No entanto, há críticas ao programa, no sentido de que os investimentos em prospecção de talentos, capacitação e infraestrutura não são satisfatórios, como se observa no Relatório 007.333/2014-5, do Tribunal de Contas da União, assinado pelo relator Augusto Sherman Cavalcanti. Ele apontou problemas intrínsecos que ainda persistem na estruturação do programa, evidenciando a falta de instalações esportivas para a iniciação na prática da modalidade, a indisponibilidade de infraestrutura ou equipamentos qualificados e a indisponibilidade de professores ou técnicos capacitados. Isso denota que, com o passar do tempo, os investimentos estão sendo direcionados aos atletas já consagrados e de alto nível, enquanto a raiz do esporte olímpico – a base e as escolas – não tem tido o suporte necessário.

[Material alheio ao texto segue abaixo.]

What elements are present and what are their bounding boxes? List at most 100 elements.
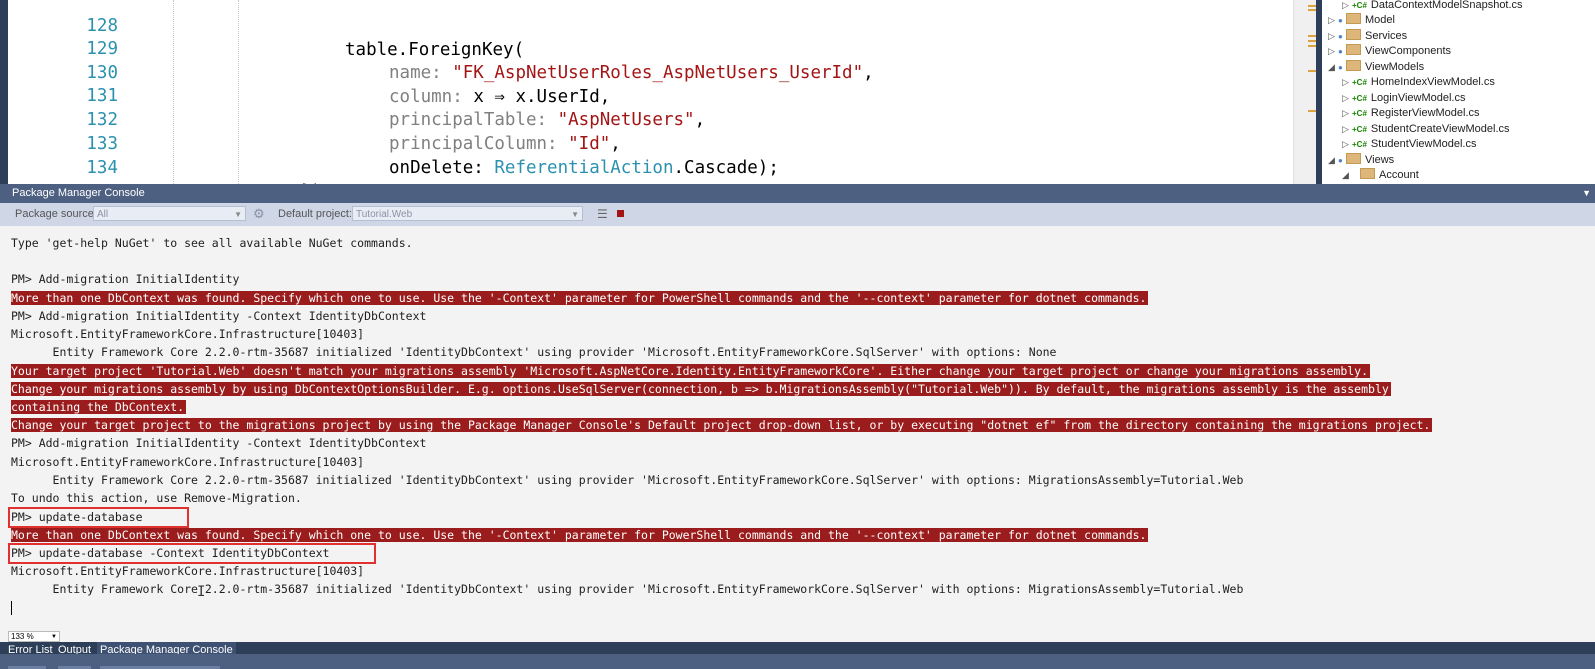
tree-item-label: Model — [1365, 14, 1395, 26]
tree-item[interactable]: ▷ ● Model — [1328, 13, 1395, 29]
expand-arrow-icon[interactable]: ▷ — [1342, 122, 1352, 138]
code-line[interactable]: 128 table.ForeignKey( — [8, 0, 524, 60]
tree-item-label: DataContextModelSnapshot.cs — [1370, 0, 1523, 11]
stop-icon[interactable] — [617, 210, 624, 217]
chevron-down-icon: ▼ — [51, 634, 57, 640]
tree-item-label: ViewModels — [1365, 61, 1425, 73]
expand-arrow-icon[interactable]: ▷ — [1328, 13, 1338, 29]
code-punct: , — [863, 63, 874, 83]
folder-icon — [1346, 13, 1361, 24]
line-number: 130 — [86, 63, 118, 83]
collapse-arrow-icon[interactable]: ◢ — [1328, 153, 1338, 169]
lock-icon: ● — [1338, 16, 1343, 25]
chevron-down-icon[interactable]: ▼ — [1582, 184, 1591, 203]
expand-arrow-icon[interactable]: ▷ — [1342, 91, 1352, 107]
line-number: 133 — [86, 134, 118, 154]
solution-explorer[interactable]: ▷ +C# DataContextModelSnapshot.cs ▷ ● Model … — [1316, 0, 1595, 184]
code-text: table.ForeignKey( — [345, 40, 525, 60]
console-output[interactable]: Type 'get-help NuGet' to see all availab… — [0, 226, 1595, 631]
tree-item[interactable]: ◢ Account — [1342, 168, 1419, 184]
package-source-label: Package source: — [15, 208, 97, 220]
code-line[interactable]: 129 name: "FK_AspNetUserRoles_AspNetUser… — [8, 13, 873, 83]
expand-arrow-icon[interactable]: ▷ — [1342, 75, 1352, 91]
tree-item[interactable]: ▷ ● ViewComponents — [1328, 44, 1451, 60]
code-string: "FK_AspNetUserRoles_AspNetUsers_UserId" — [452, 63, 864, 83]
tree-item[interactable]: ▷ +C# HomeIndexViewModel.cs — [1342, 75, 1495, 91]
code-string: "Id" — [568, 134, 611, 154]
tree-item-label: RegisterViewModel.cs — [1370, 107, 1480, 119]
lock-icon: ● — [1338, 47, 1343, 56]
chevron-down-icon: ▼ — [234, 210, 242, 219]
folder-open-icon — [1346, 153, 1361, 164]
editor-vertical-scrollbar[interactable] — [1293, 0, 1316, 184]
expand-arrow-icon[interactable]: ▷ — [1328, 44, 1338, 60]
expand-arrow-icon[interactable]: ▷ — [1342, 106, 1352, 122]
pmc-status-bar — [0, 631, 1595, 642]
expand-arrow-icon[interactable]: ▷ — [1342, 0, 1352, 14]
folder-icon — [1346, 29, 1361, 40]
console-error-line: containing the DbContext. — [11, 400, 187, 414]
code-line[interactable]: 131 principalTable: "AspNetUsers", — [8, 60, 705, 130]
scroll-marker — [1308, 40, 1316, 42]
scroll-marker — [1308, 5, 1316, 7]
tree-item-label: StudentCreateViewModel.cs — [1370, 123, 1510, 135]
line-number: 132 — [86, 110, 118, 130]
clear-console-icon[interactable]: ☰ — [597, 207, 608, 221]
expand-arrow-icon[interactable]: ▷ — [1342, 137, 1352, 153]
code-param-label: onDelete: — [389, 158, 484, 178]
csharp-file-icon: +C# — [1352, 125, 1367, 134]
line-number: 131 — [86, 86, 118, 106]
lock-icon: ● — [1338, 63, 1343, 72]
line-number: 128 — [86, 16, 118, 36]
csharp-file-icon: +C# — [1352, 140, 1367, 149]
code-line[interactable]: 133 onDelete: ReferentialAction.Cascade)… — [8, 108, 778, 178]
default-project-dropdown[interactable]: Tutorial.Web ▼ — [352, 206, 583, 221]
pmc-title-bar[interactable]: Package Manager Console ▼ — [0, 184, 1595, 203]
tree-item[interactable]: ▷ ● Services — [1328, 29, 1407, 45]
code-line[interactable]: 135 — [8, 156, 118, 184]
folder-icon — [1346, 44, 1361, 55]
code-string: "AspNetUsers" — [557, 110, 695, 130]
tree-item[interactable]: ▷ +C# StudentCreateViewModel.cs — [1342, 122, 1510, 138]
gear-icon[interactable]: ⚙ — [253, 206, 265, 222]
tree-item[interactable]: ◢ ● Views — [1328, 153, 1394, 169]
pmc-title: Package Manager Console — [12, 187, 145, 199]
console-line: Microsoft.EntityFrameworkCore.Infrastruc… — [11, 564, 365, 578]
expand-arrow-icon[interactable]: ▷ — [1328, 29, 1338, 45]
scroll-marker — [1308, 35, 1316, 37]
code-line[interactable]: 134 }); — [8, 132, 332, 184]
line-number: 129 — [86, 39, 118, 59]
code-param-label: principalTable: — [389, 110, 548, 130]
folder-open-icon — [1360, 168, 1375, 179]
console-line: PM> Add-migration InitialIdentity -Conte… — [11, 436, 427, 450]
console-error-line: Change your migrations assembly by using… — [11, 382, 1391, 396]
tree-item[interactable]: ▷ +C# LoginViewModel.cs — [1342, 91, 1465, 107]
code-param-label: name: — [389, 63, 442, 83]
indent-guide — [238, 0, 239, 184]
code-line[interactable]: 130 column: x ⇒ x.UserId, — [8, 37, 610, 107]
code-editor[interactable]: 128 table.ForeignKey( 129 name: "FK_AspN… — [0, 0, 1316, 184]
tree-item[interactable]: ◢ ● ViewModels — [1328, 60, 1424, 76]
code-line[interactable]: 132 principalColumn: "Id", — [8, 84, 620, 154]
default-project-value: Tutorial.Web — [356, 209, 413, 220]
scroll-marker — [1308, 70, 1316, 72]
highlight-box — [8, 507, 189, 528]
tree-item[interactable]: ▷ +C# DataContextModelSnapshot.cs — [1342, 0, 1523, 14]
scroll-marker — [1308, 45, 1316, 47]
tree-item[interactable]: ▷ +C# RegisterViewModel.cs — [1342, 106, 1480, 122]
zoom-dropdown[interactable]: 133 % ▼ — [8, 631, 60, 642]
tree-item-label: HomeIndexViewModel.cs — [1370, 76, 1495, 88]
console-line: Entity Framework Core 2.2.0-rtm-35687 in… — [11, 473, 1244, 487]
collapse-arrow-icon[interactable]: ◢ — [1328, 60, 1338, 76]
tree-item-label: LoginViewModel.cs — [1370, 92, 1466, 104]
tree-item[interactable]: ▷ +C# StudentViewModel.cs — [1342, 137, 1477, 153]
tree-item-label: Views — [1365, 154, 1395, 166]
collapse-arrow-icon[interactable]: ◢ — [1342, 168, 1352, 184]
package-source-dropdown[interactable]: All ▼ — [93, 206, 246, 221]
csharp-file-icon: +C# — [1352, 78, 1367, 87]
line-number: 134 — [86, 158, 118, 178]
code-punct: , — [610, 134, 621, 154]
csharp-file-icon: +C# — [1352, 1, 1367, 10]
tree-item-label: Services — [1365, 30, 1408, 42]
console-line: PM> Add-migration InitialIdentity — [11, 272, 240, 286]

Há de se observar que, em 2018, as categorias “Atleta Estudantil” e “Atleta de Base” deixaram de existir. Até o ano anterior, havia 698 jovens contemplados nessas categorias, as duas com as menores bolsas oferecidas pelo programa. Com essa redução, jovens atletas com potencial para se tornarem grandes nomes do esporte nacional perderam uma fonte de renda em seus lares, muitas vezes inviabilizando treinamento e preparação. No mesmo período, houve aumento de 28,3% no número de beneficiados na categoria “Atleta Internacional”, indicando que a linha adotada é no sentido da manutenção das bolsas de atletas consolidados, mesmo que em virtude disso as jovens promessas acabem sendo preteridas.

O Bolsa Atleta foi tratado como prioridade no plano de metas para os 100 primeiros dias do atual governo federal, com proposta enviada pelo presidente da República ao Congresso para que sejam investidos R$ 70 milhões ao ano, a fim de modernizar o Bolsa Atleta, renovando suas categorias.

O caso brasileiro contrasta com o de grandes potências olímpicas, como Estados Unidos, China e Grã-Bretanha. Esses países têm grandes investimentos em infraestrutura esportiva nas escolas, fomentando a prática desportiva desde cedo, num ciclo que tem se mostrado extremamente eficiente. Nos Jogos Olímpicos de Londres, o jornal Telegraph conseguiu levantar a origem de 81% dos atletas da delegação britânica, e descobriu que cerca de 70% deles eram oriundos de escolas públicas.

Já os Estados Unidos têm centros de formação em excelência; o comitê olímpico do país investe pesadamente o dinheiro arrecadado com patrocínio e doações na formação e capacitação de atletas. Em 2014, foram arrecadados US$ 272 milhões pela entidade, e 94% desse valor foi repassado para o desenvolvimento dos centros de treinamento e dos desportistas.

No caso da China, o Projeto 119 foi o trampolim para o sucesso atual do país asiático. Criado em 2002, tem como grande centro a Escola de Shichahai, onde as crianças selecionadas em suas cidades são preparadas desde os 6 anos, treinando sob forte rigor e disciplina.

O Bolsa Atleta brasileiro tem contribuído positivamente para a manutenção da carreira de nossos atletas de alto nível, possibilitando estabilidade, condições de manutenção de treinamento e preparação, mas se mostra incapaz de formar um celeiro de campeões, não atingindo as escolas, onde a educação esportiva deveria ser de alto nível.

Assim, o esporte de ponta tem sido garantido pelo Bolsa Atleta, e é evidente que os atletas de alto rendimento devem seguir sendo beneficiados e contemplados com os incentivos governamentais, a fim de conceder visibilidade às diversas modalidades, com vitórias no curto e médio prazo para o país – mas, sobretudo, para que os jovens os usem como exemplo. E, a partir daí, há de se voltar de forma profunda para a base dessa pirâmide, que são as escolas e os jovens brasileiros; e, com essa consciência, trabalhar na formação de centros de excelência em educação e esporte, para alcançar maior potencial olímpico.

Sandro Rafael Bonatto é advogado especializado em Direito Desportivo. Leonardo Pontarola de Azevedo é acadêmico de Direito, com atuação na área de Direito Desportivo.